Burstein gives public lecture, considers future of Lawrence

On Friday, Feb. 14, Lawrence University’s president Mark Burstein gave a speech that focused on the effects of three growing trends in higher education on Lawrence. The three topics Burstein discussed were the economy, massive open online courses (MOOCs) and the new college in Singapore, Yale-National University of Singapore (NUS).

The economy has fostered an increase in competition in universities. More students are attending undergraduate college than ever before. From 1970 to 2010, the number of undergraduate enrollment grew from 4.3 million to 11.5 million.

“Higher education is no longer regional,” Burstein said. “It is national and even worldwide. Students now have to compete with competition from around the world.”

Another new trend that is affecting colleges is the amount of diversity that is being seen in high schools. Currently, the proportion of caucasian teens in high schools is around 50 percent. The number of Hispanic students has increased significantly, as well as the number of African American students.

Another phenomenon Burstein detailed in his speech was the number of students coming from other countries to study in the United States. There are currently 819,644 international students studying in the US, which is a record-high. The international students at Lawrence make up about 15 percent of the university’s population. This is higher than the national average, but Burstein wants more international students.

“We need to become more global,” Burstein said. “I think that [in the future] we will continue to become more diverse.”

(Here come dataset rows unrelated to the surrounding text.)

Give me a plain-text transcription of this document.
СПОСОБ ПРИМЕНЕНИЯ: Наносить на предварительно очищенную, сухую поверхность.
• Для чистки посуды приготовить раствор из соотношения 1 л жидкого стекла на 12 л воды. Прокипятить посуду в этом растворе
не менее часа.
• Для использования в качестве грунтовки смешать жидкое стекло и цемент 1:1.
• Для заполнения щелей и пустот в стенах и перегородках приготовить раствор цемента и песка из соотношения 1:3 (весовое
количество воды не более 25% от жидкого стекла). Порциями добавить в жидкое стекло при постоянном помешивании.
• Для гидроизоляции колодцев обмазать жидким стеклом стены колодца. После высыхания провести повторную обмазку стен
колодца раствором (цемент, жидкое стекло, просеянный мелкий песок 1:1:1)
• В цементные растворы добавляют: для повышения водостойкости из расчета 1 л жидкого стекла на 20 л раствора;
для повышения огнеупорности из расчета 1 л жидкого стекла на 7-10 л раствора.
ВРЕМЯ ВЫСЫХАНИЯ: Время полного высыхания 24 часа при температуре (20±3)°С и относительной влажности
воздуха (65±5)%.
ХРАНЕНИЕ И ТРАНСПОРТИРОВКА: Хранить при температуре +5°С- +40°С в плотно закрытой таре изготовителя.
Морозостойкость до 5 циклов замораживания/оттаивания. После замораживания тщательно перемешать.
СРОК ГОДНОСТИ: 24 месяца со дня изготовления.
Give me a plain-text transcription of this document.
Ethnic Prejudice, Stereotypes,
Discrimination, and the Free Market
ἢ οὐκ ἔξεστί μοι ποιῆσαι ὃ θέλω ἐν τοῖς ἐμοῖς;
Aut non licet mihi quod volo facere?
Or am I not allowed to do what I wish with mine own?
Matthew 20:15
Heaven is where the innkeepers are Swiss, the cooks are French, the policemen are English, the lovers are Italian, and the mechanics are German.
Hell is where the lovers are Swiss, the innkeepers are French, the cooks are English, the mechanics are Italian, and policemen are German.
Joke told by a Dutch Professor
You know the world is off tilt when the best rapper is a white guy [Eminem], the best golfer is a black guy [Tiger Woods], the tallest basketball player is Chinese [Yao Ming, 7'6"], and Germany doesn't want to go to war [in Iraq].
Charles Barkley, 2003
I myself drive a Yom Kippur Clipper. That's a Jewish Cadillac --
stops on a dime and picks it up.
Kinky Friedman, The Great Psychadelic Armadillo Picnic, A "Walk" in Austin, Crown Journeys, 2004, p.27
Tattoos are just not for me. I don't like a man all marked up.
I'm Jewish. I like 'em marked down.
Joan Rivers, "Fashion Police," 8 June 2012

Burstein also focused on the growing rate of educational technology, specifically the rise of MOOCs. MOOCs are educational online courses given by the top leading universities. There are hundreds of free courses that are provided for people all over the world. However, most people who use these online courses are not college-age, but adult learners.

Burstein believes that MOOCs are not going to replace a college education. However, this technology can be used as a supplemental learning tool for students.

In his speech, Burstein cited a study where students used a MOOC before taking a statistics class. When these students went into the class, it was found that they learned the material 30 percent quicker and their retention rate was 50 percent higher than that of their fellow classmates. “MOOCs are a thriving environment for educational technology to be tested,” Burstein said.

With this growth of technology, Burstein wants to begin to integrate more of it into classes on campus. Currently, technology is being used successfully in the language departments, but Burstein hopes to expand the use of technology to more of the intro level classes.

Burstein also brought up the new college, Yale-NUS. This college has the benefit of being sponsored by Yale University and also by the Singapore government. Yale-NUS has a new, global core curriculum as well as no academic departments. This school “is a new opportunity to found an elite liberal arts college,” Burstein said. “It will be able to completely rethink what a liberal arts college is.”

With the rise of Yale-NUS, many liberal arts schools are now trying to increase their speed of change to compete with this new university. For Lawrence, it is causing the administration to look at what makes Lawrence’s education unique. “We are not a commodity; we are an experience,” Burstein said.